O surrealismo começou com a amizade entre O’Neill e Mário Cesariny.

O caso é que, em finais de 49, chegara a Lisboa Nora Mitrani, tinha 28 anos.

«Sem pieguice, digo-lhe que sempre “sofro” Portugal, tanto no sentido de não o suportar (como todos nós, aliás), como no sentido de o amar-sem-esperança (como disse uma parnasiano qualquer: amar sem esperança é o verdadeiro amor…)»

«E tinha nisso uma camaradagem facílima com as pessoas, toda a gente gostava muito dele, entrava numa camaradagem fácil mas superficial. No fundo, ele não se dava a ninguém. Era uma pessoa recolhida, muito distante. Perfeitamente nos copos e na sardinha assada, mas quase que aristocraticamente distante»
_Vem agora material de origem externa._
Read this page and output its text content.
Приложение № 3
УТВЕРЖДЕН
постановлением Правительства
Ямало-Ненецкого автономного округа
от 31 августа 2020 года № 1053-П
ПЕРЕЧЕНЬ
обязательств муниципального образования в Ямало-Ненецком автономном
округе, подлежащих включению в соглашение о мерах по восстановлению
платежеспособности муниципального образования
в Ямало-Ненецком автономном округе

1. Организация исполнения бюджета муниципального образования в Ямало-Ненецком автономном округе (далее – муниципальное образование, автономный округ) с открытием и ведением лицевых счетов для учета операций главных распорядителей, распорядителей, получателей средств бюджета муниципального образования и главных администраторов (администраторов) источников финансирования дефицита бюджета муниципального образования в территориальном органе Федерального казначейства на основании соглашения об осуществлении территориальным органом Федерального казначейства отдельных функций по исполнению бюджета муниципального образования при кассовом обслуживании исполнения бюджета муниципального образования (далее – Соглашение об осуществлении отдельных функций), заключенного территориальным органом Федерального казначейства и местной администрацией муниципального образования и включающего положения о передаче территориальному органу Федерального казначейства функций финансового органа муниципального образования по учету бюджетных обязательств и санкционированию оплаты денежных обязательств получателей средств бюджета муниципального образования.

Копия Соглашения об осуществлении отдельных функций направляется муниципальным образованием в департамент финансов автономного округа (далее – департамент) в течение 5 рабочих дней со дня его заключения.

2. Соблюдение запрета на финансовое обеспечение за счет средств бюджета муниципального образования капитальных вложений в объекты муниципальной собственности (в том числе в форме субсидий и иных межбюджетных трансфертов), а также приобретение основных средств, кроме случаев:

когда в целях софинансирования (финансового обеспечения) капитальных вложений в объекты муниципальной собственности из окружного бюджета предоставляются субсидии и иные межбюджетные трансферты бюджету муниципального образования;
«Ele era virado para o elemento feminino, mas elas também se deixavam encantar… rosto magro, bastante moreno, sobrancelhas espessas figura seca. Mas era mais o tratar…»

Viu a sua fama crescer. A aura de poeta tornou-o ainda mais atraente aos olhos das mulheres e começou a ser muito assediado. Utilizando uma expressão bem portuguesa sobre a qual viria a dissertar posteriormente, pode dizer-se que O’neill estava na mó de cima. «A seguir ao livro as mulheres andavam todas de volta dele. Eram muitas… tantas. Sempre foram.» Uns tempos mais tarde Alexandre confessaria à Pamela, sua apaixonada da década de 60: «os poetas neste país têm muita saída».

« “Libertino” não o define completamente. No sentido do Laclos, não. O libertino é um tipo que tem mais gosto na conquista do que no acto em si. O libertino é um estratega. E a estratégia, conquistar a praça forte, é que dá gozo. O Alexandre tinha uma sexualidade viva, gostava da mulher como animal.»

A frase com que definiu o seu amigo Vinicius de Moaraes, tão volúvel quanto ele, assenta-lhe perfeitamente: «tinha uma sinceridade para cada momento”

Porém ele sentiu a ameaça quando, cerca de um mês depois recebeu em sua casa a intimidação da PIDE para se apresentar. «já fiz a mala, estou preparado para ficar lá», disse resignado à sua amiga Pamela. «Por isso- continuou -, uma vez que vou largar o mundo durante uns tempos , peço-te que venhas dormir comigo.» [Dormiram, a intimidação foi falso alarme: era para ir buscar a mulher ao cárcere]

[AO']: «...Aquela coisas do amor ser infinito enquanto durar só mesmo dum malandro de um génio, que era o que era o Vinicius. Dava a impressão que ele fazia poesia para engatar, para ser imediatamente útil, o que é uma excelente maneira de fazer poesias. (…) haverá coisas mais excitante do que conseguir engatar uma mulher com um soneto? Só mesmo os dois fingirem que foi por causa do soneto…»

[AO']: «O que há de mais surrealista no movimento surrealista português, é que, no fim de contas, ele nunca existiu.»